Hubungan Nilai Platelet Lymphocyte Ratio, D-dimer, dan Fibrinogen Terhadap Tingkat Keparahan Pasien Sepsis Eka Setia Miharja; Lubis, Bastian; Solihat, Yutu
Majalah Anestesia & Critical Care Vol 42 No 1 (2024): Februari
Publisher : Perhimpunan Dokter Spesialis Anestesiologi dan Terapi Intensif (PERDATIN) / The Indonesian Society of Anesthesiology and Intensive Care (INSAIC)

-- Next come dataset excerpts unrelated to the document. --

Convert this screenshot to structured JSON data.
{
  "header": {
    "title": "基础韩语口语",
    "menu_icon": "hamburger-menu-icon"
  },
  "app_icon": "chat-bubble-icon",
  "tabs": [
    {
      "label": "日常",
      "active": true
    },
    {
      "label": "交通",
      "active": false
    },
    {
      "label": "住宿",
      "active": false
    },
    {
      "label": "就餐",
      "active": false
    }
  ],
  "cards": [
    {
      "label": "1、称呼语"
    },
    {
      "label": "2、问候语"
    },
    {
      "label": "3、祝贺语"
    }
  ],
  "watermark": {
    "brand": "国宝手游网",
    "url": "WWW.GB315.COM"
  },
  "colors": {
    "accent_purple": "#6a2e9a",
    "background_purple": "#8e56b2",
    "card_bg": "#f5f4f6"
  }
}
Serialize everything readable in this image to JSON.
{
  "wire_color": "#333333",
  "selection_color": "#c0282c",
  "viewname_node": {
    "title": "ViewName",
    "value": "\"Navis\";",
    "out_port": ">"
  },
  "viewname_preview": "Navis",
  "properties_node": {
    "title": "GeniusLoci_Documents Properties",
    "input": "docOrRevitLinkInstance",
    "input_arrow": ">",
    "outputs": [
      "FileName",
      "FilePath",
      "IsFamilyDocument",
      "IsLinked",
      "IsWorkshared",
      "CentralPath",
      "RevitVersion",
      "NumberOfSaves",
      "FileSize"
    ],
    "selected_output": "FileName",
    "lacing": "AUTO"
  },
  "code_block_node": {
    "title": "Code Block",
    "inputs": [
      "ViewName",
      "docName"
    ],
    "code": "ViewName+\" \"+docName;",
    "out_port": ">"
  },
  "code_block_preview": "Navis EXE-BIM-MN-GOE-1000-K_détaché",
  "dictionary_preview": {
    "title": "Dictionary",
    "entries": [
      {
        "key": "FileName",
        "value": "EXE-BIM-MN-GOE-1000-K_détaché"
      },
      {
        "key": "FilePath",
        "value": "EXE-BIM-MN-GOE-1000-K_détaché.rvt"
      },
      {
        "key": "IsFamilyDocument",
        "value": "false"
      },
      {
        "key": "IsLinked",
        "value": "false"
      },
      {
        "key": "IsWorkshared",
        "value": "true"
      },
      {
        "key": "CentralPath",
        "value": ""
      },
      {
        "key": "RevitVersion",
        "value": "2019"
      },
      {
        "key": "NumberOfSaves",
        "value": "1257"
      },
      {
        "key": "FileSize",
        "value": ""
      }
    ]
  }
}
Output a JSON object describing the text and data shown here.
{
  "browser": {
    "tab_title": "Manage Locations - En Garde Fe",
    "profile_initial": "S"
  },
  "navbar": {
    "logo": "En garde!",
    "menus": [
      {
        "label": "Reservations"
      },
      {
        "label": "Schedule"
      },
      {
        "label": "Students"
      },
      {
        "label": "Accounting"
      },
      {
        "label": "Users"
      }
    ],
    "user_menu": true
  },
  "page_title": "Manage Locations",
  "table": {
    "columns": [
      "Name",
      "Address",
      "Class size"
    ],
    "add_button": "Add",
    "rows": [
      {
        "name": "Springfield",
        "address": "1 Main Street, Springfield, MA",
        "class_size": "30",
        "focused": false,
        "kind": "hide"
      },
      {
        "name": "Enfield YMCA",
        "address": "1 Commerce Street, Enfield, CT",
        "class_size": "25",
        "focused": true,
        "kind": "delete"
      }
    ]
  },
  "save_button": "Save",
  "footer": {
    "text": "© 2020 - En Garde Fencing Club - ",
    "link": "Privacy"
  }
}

Show Abstract | Download Original | Original Source | Check in Google Scholar | DOI: 10.55497/majanestcricar.v42i1.325

Abstract

Pendahuluan: Sepsis merupakan suatu kondisi klinis disfungsi organ yang berpotensi mengancam nyawa, yang disebabkan oleh respons pejamu terhadap infeksi. Pada sepsis, jaringan mengalami perubahan dan ditemukan adanya tanda – tanda peradangan berupa vasodilatasi, peningkatan permeabilitas mikrovaskular, dan akumulasi leukosit. Terdapat beberapa biomarker dalam memprediksi angka kematian yang disebabkan oleh sepsis. Platelet Lymphocyte Ratio (PLR), D-dimer dan Fibrinogen merupakan beberapa biomarker yang dapat dilakukan dengan asumsi memiliki hubungan dengan tingkat keparahan pasien sepsis. Metode: Penelitian ini merupakan studi observasional dengan metode pengumpulan data secara kohort prospektif dilaksanakan di RSUP H. Adam Malik Medan priode November 2022 – Maret 2023. Pemilihan sampel dengan consecutive sampling yang memenuhi kriteria inkusi dan eksklusi. Semua sampel akan diambil data PLR, D-dimer dan fibrinogen, serta skor Sequential Organ Failure Assessment (SOFA) yang dilakukan perhitungan secara statistik. Hasil: Dengan uji Chi-Square pada PLR dengan skor SOFA hari pertama dan SOFA hari ke-3 terdapat hubungan yang signifikan pada hari ke-3, didapatkan nilai p < 0,05. Hasil serupa didapatkan pada pemeriksaan D-dimer, terdapat hubungan yang signifikan pada hari ke-3 dengan didapatkan nilai p < 0,05. Sedangkan pada pemeriksaan fibrinogen tidak memiliki hubungan yang signifikan secara statistik baik pada hari pertama maupun hari ke-3 terhadap skor SOFA. Simpulan: Berdasarkan hasil studi ini, PLR disarankan sebagai indikator inflamasi sistematis alternatif baru pada sepsis. Bukti menunjukkan bahwa peningkatan PLR sangat terkait dengan peningkatan peradangan sistemik yang dapat juga digunakan sebagai prognosis yang buruk pada sepsis.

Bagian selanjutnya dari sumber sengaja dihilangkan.